Les nématodes parasites de plantes sont des vers microscopiques qui s’attaquent aux racines, et qui altèrent la croissance des plantes. Bien qu’invisibles à l’œil nu, ils sont à l'origine de plusieurs centaines de milliards d'euros de pertes de cultures par an dans le monde. Ils sont particulièrement redoutables et peuvent s’attaquer à plus de 5500 espèces de plantes différentes, dans toutes les régions du globe.
La résistance naturelle des plantes contre les nématodes est de moins en moins efficace car ces petits organismes sont très doués pour s’adapter à leur environnement, et donc pour contourner de plus en plus efficacement les moyens de défense des plantes. Ainsi, il est urgent d'explorer des moyens innovants - et durables ! - pour lutter contre ces agresseurs. Dans ce cadre, la compréhension des interactions entre ces nématodes et les plantes qu’ils attaquent est essentielle !
L’espèce de nématode Meloidogyne incognita est considérée comme l’un des dix ravageurs des cultures les plus importants au niveau mondial. Cette espèce, qui est présente dans toutes les régions de notre planète, peut infecter quasiment toutes les plantes cultivées. Elle se reproduit de manière clonale et à partir d'une seule femelle, plusieurs centaines de descendants supposés identiques peuvent être générés.
Pourtant, dans cette descendance, tous ne sont pas exactement identiques : lorsqu'ils sont exposés à des environnements défavorables, comme par exemple une plante résistante, quelques descendants peuvent présenter des variations qui leur permettent de réussir à infecter la plante initialement résistante en une dizaine de générations* et de manière progressive.

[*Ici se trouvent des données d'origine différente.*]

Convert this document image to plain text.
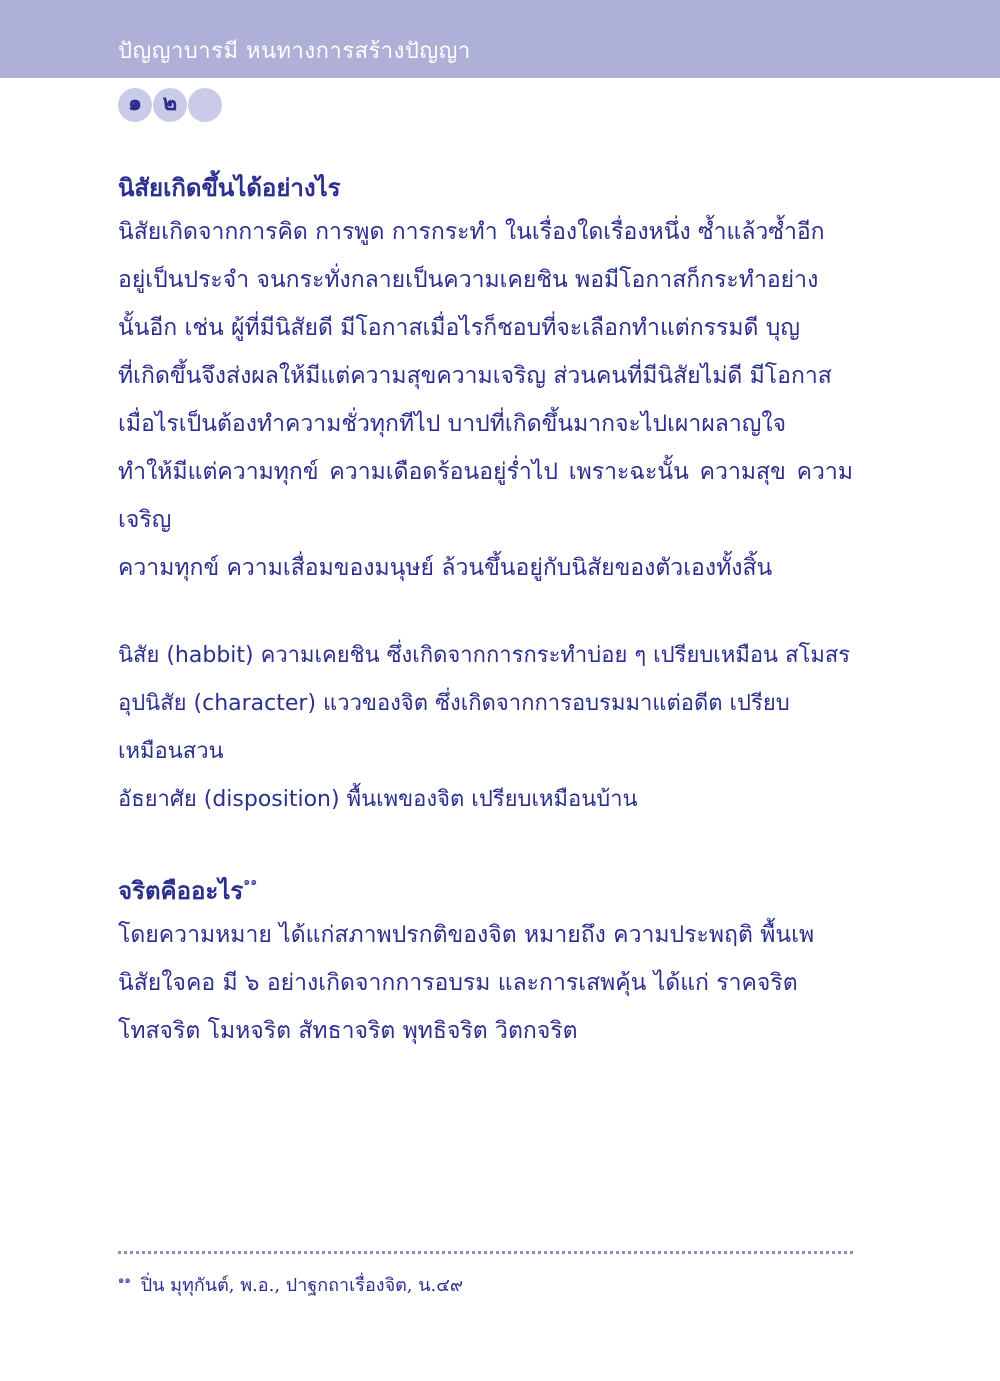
ปัญญาบารมี หนทางการสร้างปัญญา
๑ ๒
นิสัยเกิดขึ้นได้อย่างไร

นิสัยเกิดจากการคิด การพูด การกระทำ ในเรื่องใดเรื่องหนึ่ง ซ้ำแล้วซ้ำอีก

อยู่เป็นประจำ จนกระทั่งกลายเป็นความเคยชิน พอมีโอกาสก็กระทำอย่าง

นั้นอีก เช่น ผู้ที่มีนิสัยดี มีโอกาสเมื่อไรก็ชอบที่จะเลือกทำแต่กรรมดี บุญ

ที่เกิดขึ้นจึงส่งผลให้มีแต่ความสุขความเจริญ ส่วนคนที่มีนิสัยไม่ดี มีโอกาส

เมื่อไรเป็นต้องทำความชั่วทุกทีไป บาปที่เกิดขึ้นมากจะไปเผาผลาญใจ

ทำให้มีแต่ความทุกข์ ความเดือดร้อนอยู่ร่ำไป เพราะฉะนั้น ความสุข ความเจริญ

ความทุกข์ ความเสื่อมของมนุษย์ ล้วนขึ้นอยู่กับนิสัยของตัวเองทั้งสิ้น

นิสัย (habbit) ความเคยชิน ซึ่งเกิดจากการกระทำบ่อย ๆ เปรียบเหมือน สโมสร

อุปนิสัย (character) แววของจิต ซึ่งเกิดจากการอบรมมาแต่อดีต เปรียบ

เหมือนสวน

อัธยาศัย (disposition) พื้นเพของจิต เปรียบเหมือนบ้าน

จริตคืออะไร$^{๑๑}$

โดยความหมาย ได้แก่สภาพปรกติของจิต หมายถึง ความประพฤติ พื้นเพ

นิสัยใจคอ มี ๖ อย่างเกิดจากการอบรม และการเสพคุ้น ได้แก่ ราคจริต

โทสจริต โมหจริต สัทธาจริต พุทธิจริต วิตกจริต

$^{๑๑}$ ปิ่น มุทุกันต์, พ.อ., ปาฐกถาเรื่องจิต, น.๔๙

Ce phénomène défie notre vision actuelle de l'évolution des espèces : jusqu’à présent, nous pensions que la génération de variations chez les individus, dues à des mutations génétiques, était aléatoire, et que ces mutations, si elles augmentaient les chances de survie, étaient conservées dans les générations suivantes. En effet, nous avons montré que ces nématodes, malgré une diversité génétique quasi nulle (puisque ce sont des clones) sont aussi capables de s’adapter très rapidement à leur environnement, ici la résistance des plantes.
Le projet de recherche ADMIRE vise à comprendre les interactions entre les nématodes parasites, en particulier Meloidogyne incognita, et les plantes qu’ils infectent afin d’élaborer des stratégies durables de lutte contre ces ravageurs.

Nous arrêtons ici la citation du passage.